I never intended to run a marathon (due to concerns shared in my last post). So when I found myself signed up for one, I hadn’t thought about what to expect. Each run brought a new discovery. These were some of my favorite discoveries:
#1 – It’s a huge confidence booster.
It was my first double digit (10 miles+) run. After nine miles, giddiness overtook me. Despite being on a crowded public trail, I couldn’t resist. I NEEDED to celebrate. My arms rose into the air, and I started fist pumping and yelling “I just ran 10 miles!” People probably thought I was a nut job. But I was thrilled. For days I kept thinking, I actually ran 10 miles this week! The confidence I gained from running, benefited every aspect of my life. My performance at work improved. I felt STRONG!
#2 – Running is great “alone” time.
When I first started training, I made an accidental discovery. My boss couldn’t reach me while I was running! I carried my electronic leash (a.k.a. my smart phone) 24/7 everywhere, but it seemed rare that anyone bothered me during a run.
Between the silence and the beauty in watching the world wake up every morning, running freed my mind. It was like my Kryptonite. Some of my best ideas and moments of clarity occurred on my runs.
#3 – Running for a cause is highly motivating.
One of the toughest runs I have ever completed was on September 11th; it was my first 18-miler. Work had exhausted me. At mile 10, it started to pour rain. At mile 12, my mp3 player died (I think it drowned). I had nothing but my thoughts, so I thought about why I was running.
Nick was a young firefighter who died on September 11th. Nick loved sports, yet he would never have the opportunity to run a marathon, like I had. So many lives were destroyed that day. It made me so angry. Finishing that run and the marathon wasn’t much, but it was a way to honor Nick. It was my way of saying “you don’t win” to the terrorists. There was no giving up.
#4 – It’s about perseverance.
Yes, the marathon race is incredible! It is akin to a wedding… all of the preparations resulting in celebration and happiness (and tired feet). The training is more like a marriage – sticking it out through the good and the bad days. It’s showing up when you don’t feel like it and reaping the benefits when you do. Putting in the hard work every day is what makes you a marathoner.
#5 – Marathoners are a family.
On my longest training run, one of those veteran runners (the kind that look like a muscular Santa Clause) crossed paths with me a few times. Eventually he plodded alongside and asked what mile I was on (mile 20, with two more to go). Marathon Grandpa offered to keep me company. He cheered me on and told me I was doing great. I couldn’t talk much, so he just talked about how much I was going to love the marathon and how I would do well.

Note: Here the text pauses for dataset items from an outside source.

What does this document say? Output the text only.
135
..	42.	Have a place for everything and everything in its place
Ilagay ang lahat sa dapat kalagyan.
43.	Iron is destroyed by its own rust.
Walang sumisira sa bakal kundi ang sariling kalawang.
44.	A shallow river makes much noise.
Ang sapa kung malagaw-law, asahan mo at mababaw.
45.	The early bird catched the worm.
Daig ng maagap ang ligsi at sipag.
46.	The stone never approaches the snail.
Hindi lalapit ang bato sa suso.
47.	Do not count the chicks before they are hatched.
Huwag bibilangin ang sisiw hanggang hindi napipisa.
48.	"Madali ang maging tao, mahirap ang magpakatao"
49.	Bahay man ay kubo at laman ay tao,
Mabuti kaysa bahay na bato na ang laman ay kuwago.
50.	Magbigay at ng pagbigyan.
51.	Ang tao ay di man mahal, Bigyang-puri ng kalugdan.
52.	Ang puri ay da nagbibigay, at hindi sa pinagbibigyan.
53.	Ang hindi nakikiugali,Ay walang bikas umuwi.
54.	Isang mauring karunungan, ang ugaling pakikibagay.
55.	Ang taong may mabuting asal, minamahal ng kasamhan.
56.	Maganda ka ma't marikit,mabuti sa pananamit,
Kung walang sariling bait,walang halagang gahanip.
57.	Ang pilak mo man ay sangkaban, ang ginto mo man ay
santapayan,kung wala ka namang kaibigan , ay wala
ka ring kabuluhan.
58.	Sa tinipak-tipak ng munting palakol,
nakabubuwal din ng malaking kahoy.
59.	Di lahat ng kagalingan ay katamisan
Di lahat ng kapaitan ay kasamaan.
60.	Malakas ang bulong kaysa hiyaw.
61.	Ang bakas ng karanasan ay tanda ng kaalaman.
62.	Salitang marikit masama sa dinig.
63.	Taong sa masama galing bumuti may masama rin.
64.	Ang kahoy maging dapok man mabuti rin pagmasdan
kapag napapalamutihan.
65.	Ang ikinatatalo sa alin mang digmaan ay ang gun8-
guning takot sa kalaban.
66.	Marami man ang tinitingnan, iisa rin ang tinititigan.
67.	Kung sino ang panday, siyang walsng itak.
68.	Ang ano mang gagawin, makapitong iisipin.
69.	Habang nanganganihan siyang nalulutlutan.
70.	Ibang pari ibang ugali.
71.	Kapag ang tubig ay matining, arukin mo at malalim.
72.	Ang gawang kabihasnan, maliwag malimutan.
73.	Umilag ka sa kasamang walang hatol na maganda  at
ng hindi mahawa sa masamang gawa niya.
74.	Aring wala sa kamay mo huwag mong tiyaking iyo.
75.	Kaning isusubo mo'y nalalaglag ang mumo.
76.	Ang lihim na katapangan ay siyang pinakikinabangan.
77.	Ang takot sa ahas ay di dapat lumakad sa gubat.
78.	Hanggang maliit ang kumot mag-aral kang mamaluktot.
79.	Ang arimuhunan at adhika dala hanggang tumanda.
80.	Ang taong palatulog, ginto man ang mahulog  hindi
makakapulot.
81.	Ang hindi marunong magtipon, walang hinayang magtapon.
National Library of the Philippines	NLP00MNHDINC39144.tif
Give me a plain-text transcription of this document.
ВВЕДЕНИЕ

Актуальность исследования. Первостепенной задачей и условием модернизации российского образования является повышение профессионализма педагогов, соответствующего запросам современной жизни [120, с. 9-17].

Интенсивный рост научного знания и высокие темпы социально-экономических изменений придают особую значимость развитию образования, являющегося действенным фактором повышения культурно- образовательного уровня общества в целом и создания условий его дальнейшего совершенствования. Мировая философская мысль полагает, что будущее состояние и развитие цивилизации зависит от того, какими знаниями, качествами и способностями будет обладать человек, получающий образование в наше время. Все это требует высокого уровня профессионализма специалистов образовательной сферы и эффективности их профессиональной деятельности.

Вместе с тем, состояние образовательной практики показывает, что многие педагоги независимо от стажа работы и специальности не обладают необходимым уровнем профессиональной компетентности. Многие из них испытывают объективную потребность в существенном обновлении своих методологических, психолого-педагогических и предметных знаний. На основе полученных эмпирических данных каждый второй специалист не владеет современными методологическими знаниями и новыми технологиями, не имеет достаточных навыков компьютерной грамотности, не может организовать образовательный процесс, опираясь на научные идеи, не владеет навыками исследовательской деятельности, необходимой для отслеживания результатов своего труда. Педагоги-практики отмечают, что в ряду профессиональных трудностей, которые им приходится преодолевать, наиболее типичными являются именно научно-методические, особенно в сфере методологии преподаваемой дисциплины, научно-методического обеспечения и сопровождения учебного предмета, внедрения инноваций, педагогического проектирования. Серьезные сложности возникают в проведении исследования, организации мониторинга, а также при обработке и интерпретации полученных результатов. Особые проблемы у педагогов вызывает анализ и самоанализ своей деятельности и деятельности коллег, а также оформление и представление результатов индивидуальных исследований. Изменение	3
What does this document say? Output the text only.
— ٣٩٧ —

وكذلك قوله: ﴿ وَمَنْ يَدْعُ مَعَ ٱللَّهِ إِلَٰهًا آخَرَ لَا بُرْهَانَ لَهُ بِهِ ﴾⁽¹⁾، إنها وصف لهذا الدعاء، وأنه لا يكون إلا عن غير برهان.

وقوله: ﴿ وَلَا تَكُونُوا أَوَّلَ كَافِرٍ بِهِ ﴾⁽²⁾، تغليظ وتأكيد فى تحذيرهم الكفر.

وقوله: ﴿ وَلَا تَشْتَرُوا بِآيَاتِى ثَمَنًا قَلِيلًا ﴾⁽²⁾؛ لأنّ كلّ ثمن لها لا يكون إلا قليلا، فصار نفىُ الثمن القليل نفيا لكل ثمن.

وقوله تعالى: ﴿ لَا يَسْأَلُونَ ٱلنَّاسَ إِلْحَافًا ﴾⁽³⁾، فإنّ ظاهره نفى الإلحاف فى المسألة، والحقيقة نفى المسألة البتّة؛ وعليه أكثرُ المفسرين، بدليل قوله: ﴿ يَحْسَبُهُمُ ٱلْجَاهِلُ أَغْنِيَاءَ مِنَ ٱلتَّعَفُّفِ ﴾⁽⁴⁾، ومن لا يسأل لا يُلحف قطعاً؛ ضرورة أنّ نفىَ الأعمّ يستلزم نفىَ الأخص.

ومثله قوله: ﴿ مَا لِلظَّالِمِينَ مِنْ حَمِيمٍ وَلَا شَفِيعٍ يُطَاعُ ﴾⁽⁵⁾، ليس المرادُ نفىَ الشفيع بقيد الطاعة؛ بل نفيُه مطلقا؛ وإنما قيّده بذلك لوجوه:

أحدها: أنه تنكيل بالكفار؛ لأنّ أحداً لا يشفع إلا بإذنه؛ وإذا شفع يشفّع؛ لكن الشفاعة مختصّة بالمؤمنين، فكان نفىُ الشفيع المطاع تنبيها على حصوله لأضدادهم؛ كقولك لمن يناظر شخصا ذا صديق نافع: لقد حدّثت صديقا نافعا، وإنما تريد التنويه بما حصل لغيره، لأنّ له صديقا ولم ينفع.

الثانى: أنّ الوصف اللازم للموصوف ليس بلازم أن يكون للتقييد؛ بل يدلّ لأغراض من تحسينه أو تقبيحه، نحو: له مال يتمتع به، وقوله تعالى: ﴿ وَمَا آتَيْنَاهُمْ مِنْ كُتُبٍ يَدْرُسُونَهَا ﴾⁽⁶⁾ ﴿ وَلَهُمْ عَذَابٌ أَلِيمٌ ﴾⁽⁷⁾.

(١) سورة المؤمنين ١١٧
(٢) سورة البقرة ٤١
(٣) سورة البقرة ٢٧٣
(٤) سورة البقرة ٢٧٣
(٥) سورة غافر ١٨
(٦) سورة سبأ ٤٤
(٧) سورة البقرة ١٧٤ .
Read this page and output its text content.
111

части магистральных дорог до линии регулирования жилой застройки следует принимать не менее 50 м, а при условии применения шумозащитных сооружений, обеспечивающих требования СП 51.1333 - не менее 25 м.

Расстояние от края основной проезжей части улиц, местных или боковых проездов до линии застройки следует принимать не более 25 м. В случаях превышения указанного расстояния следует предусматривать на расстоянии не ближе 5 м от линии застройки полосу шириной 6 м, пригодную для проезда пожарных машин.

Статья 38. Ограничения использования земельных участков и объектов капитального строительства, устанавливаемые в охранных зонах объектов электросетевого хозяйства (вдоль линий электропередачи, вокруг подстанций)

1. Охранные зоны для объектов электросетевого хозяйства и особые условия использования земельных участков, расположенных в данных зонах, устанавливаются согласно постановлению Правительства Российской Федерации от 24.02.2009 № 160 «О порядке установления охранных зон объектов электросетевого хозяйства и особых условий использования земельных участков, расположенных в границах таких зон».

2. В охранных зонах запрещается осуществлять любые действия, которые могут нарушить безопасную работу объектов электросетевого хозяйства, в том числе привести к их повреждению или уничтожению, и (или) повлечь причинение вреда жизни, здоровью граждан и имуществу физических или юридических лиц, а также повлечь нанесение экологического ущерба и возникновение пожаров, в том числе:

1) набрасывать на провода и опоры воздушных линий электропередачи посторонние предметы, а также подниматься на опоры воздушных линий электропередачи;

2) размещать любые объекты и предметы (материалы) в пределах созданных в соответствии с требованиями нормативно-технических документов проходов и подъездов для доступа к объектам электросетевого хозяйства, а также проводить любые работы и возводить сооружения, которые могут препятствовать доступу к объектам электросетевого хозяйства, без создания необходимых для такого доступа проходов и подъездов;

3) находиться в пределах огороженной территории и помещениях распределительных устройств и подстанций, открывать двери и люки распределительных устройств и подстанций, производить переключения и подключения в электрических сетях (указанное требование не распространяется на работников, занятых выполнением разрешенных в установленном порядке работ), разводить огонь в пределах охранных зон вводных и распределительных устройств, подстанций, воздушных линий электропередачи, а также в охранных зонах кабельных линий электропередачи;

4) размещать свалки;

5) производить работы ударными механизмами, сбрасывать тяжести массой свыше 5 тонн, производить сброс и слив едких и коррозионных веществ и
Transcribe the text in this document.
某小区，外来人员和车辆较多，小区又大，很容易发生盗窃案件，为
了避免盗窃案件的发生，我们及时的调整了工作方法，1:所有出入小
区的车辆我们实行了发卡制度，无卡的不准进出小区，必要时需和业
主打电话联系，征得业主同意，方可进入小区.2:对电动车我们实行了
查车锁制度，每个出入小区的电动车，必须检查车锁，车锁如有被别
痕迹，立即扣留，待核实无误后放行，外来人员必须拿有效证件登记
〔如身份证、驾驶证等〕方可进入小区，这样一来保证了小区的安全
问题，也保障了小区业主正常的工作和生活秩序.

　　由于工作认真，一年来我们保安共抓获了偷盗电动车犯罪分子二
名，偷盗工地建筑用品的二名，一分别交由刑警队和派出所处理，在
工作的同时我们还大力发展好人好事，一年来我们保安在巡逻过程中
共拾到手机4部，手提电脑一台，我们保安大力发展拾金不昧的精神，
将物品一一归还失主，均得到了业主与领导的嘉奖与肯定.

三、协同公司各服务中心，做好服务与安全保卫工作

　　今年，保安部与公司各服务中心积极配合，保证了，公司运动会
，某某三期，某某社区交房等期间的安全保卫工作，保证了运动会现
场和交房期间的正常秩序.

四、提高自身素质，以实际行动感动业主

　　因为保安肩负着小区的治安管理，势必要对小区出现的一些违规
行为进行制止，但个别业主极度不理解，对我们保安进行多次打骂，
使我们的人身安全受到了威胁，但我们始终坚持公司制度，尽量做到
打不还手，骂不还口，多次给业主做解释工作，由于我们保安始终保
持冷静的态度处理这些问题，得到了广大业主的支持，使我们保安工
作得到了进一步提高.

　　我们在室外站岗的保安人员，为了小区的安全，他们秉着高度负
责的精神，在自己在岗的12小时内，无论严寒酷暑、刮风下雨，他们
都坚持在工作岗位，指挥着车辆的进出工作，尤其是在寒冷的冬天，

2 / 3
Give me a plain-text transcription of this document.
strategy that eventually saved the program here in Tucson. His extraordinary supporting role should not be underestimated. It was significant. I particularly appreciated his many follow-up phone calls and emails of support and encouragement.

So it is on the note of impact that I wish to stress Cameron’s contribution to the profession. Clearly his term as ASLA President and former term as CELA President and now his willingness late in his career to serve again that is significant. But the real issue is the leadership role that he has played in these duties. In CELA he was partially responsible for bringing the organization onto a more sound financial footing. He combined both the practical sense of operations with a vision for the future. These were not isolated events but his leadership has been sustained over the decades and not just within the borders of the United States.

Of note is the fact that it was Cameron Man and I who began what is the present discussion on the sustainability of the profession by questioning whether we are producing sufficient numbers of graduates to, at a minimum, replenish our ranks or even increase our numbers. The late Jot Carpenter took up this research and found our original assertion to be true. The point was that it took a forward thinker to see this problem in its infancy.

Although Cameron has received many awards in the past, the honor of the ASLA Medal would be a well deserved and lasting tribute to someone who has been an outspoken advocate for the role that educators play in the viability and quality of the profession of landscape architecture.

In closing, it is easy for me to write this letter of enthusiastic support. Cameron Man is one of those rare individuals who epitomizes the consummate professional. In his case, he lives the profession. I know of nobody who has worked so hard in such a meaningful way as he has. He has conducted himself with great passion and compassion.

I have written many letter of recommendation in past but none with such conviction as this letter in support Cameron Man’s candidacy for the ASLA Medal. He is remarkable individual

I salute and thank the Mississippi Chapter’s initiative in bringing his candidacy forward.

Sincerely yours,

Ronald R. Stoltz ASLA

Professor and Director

Throughout my running, I’ve encountered countless other Marathon Grandpas (and Grandmas, too). They are everywhere, at the shoe store, in the doctor’s office and on the race bus. Other marathoners always have “run a lot of miles in your shoes”, and they want to help you!
#6 – You might develop a healthy addiction.
This was probably the biggest surprise of all. Me, a marathon addict? Five years ago, I would have laughed. Even wilder – the idea that I would devote my career to helping other people run marathons! They are both true.
During the marathon, little kids gave me high fives. Strangers were calling my name (I recommend you put your name on your bib). No one has ever treated me like that. I felt like a rock star! After the marathon, I wanted that feeling again. Others should know what this feels like, I thought! It pained me to take a break from running (spoiler alert – post marathon you must take time off to recover). I felt lost without a big goal. I REALLY wanted to run another marathon. So I did. Then I did it again…and again…and now again. Might it happen to you?